Note: The subpopulation numbers are ordered based on the value of the scale parameter (eta). The order is used only to identify the subpopulation and does not affect the analysis.

  1. To view the probability plot of the data set, click the Plot icon on the control panel. The plot shows that the 2-subpopulation mixed Weibull distribution provides a better fit to the pattern of the data points compared to the 2P- Weibull distribution. You can use the Quick Calculation Pad (QCP) to make reliability predictions within the range of the observations; however, care must be taken when making projections outside the range of the observed failure times (i.e., extrapolation).

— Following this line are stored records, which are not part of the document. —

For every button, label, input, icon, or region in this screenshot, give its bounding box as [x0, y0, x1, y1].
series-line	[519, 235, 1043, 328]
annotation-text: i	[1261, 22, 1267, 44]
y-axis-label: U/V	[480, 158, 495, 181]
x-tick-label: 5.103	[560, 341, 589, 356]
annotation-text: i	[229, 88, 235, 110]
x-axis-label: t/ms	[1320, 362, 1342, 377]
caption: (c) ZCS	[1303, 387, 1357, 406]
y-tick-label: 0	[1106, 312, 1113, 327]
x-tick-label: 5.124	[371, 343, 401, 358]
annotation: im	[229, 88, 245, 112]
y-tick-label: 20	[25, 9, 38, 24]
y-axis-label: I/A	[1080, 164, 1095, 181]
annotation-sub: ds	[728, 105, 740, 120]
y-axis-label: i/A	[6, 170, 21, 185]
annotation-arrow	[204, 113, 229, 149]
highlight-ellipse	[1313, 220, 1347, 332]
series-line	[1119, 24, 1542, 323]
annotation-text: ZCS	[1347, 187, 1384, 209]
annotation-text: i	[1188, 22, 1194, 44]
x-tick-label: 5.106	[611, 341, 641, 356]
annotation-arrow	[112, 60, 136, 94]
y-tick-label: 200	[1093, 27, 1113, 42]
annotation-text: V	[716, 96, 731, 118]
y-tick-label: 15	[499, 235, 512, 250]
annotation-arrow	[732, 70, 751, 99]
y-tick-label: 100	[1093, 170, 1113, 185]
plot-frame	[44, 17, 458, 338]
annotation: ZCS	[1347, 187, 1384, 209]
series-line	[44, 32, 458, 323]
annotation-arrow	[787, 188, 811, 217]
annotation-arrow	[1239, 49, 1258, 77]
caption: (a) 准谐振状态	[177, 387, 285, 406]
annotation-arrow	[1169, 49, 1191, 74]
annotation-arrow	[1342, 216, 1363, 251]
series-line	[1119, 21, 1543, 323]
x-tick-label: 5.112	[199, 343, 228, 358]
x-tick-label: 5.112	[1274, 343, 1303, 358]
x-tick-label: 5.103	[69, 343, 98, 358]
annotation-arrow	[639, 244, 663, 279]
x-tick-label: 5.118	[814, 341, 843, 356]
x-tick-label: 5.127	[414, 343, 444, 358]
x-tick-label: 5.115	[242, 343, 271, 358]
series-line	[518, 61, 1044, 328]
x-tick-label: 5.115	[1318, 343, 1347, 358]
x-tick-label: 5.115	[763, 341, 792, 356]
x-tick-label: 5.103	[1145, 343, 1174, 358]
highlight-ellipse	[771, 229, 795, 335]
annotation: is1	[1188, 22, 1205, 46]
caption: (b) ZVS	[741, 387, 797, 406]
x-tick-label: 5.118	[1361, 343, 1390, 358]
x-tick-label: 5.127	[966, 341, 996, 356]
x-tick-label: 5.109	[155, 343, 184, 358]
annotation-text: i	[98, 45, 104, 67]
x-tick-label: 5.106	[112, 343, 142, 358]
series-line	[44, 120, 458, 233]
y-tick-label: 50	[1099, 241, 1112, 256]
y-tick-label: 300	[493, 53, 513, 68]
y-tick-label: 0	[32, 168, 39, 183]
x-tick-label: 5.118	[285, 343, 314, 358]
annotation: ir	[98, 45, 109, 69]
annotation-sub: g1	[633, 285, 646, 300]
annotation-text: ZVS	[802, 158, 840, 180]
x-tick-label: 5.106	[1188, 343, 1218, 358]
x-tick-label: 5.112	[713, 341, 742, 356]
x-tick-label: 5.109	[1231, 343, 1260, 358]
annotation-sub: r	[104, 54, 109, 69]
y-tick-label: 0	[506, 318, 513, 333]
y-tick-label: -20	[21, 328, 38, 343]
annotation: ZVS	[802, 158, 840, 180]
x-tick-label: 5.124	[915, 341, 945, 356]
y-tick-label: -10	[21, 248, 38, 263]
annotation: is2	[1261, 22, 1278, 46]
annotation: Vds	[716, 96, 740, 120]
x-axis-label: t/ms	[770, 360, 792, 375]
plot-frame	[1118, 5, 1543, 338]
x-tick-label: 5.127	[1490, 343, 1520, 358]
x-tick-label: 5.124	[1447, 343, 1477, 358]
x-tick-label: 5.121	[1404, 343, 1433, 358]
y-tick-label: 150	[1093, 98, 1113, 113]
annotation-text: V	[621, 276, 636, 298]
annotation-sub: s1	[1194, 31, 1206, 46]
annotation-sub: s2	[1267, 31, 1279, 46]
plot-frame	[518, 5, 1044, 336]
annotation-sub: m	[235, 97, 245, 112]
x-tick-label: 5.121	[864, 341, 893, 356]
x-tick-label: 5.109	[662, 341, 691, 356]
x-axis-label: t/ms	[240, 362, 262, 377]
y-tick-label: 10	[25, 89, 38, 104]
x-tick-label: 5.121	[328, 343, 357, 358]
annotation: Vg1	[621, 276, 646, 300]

To visualize the mixed Weibull distribution, choose Pdf Plot in the Plot Type drop-down list. The plot shows that from time = 0 to approximately time = 100, the pdf exhibits the “decreasing with time” trend characteristic of a Weibull distribution with a beta value less than or equal to 1. This region characterizes the contribution of subpopulation 1. From time = 100 onward, the pdf exhibits the bell-shaped curve typical of a Weibull distribution with a beta value in the vicinity of 5. This region characterizes the contribution of subpopulation 2.

Note that the mixed Weibull analysis method does not specify which data point belongs to which subpopulation. If reliability predictions are needed at the subpopulation level, you will need to gather additional information in order to identify which data point belongs to which subpopulation.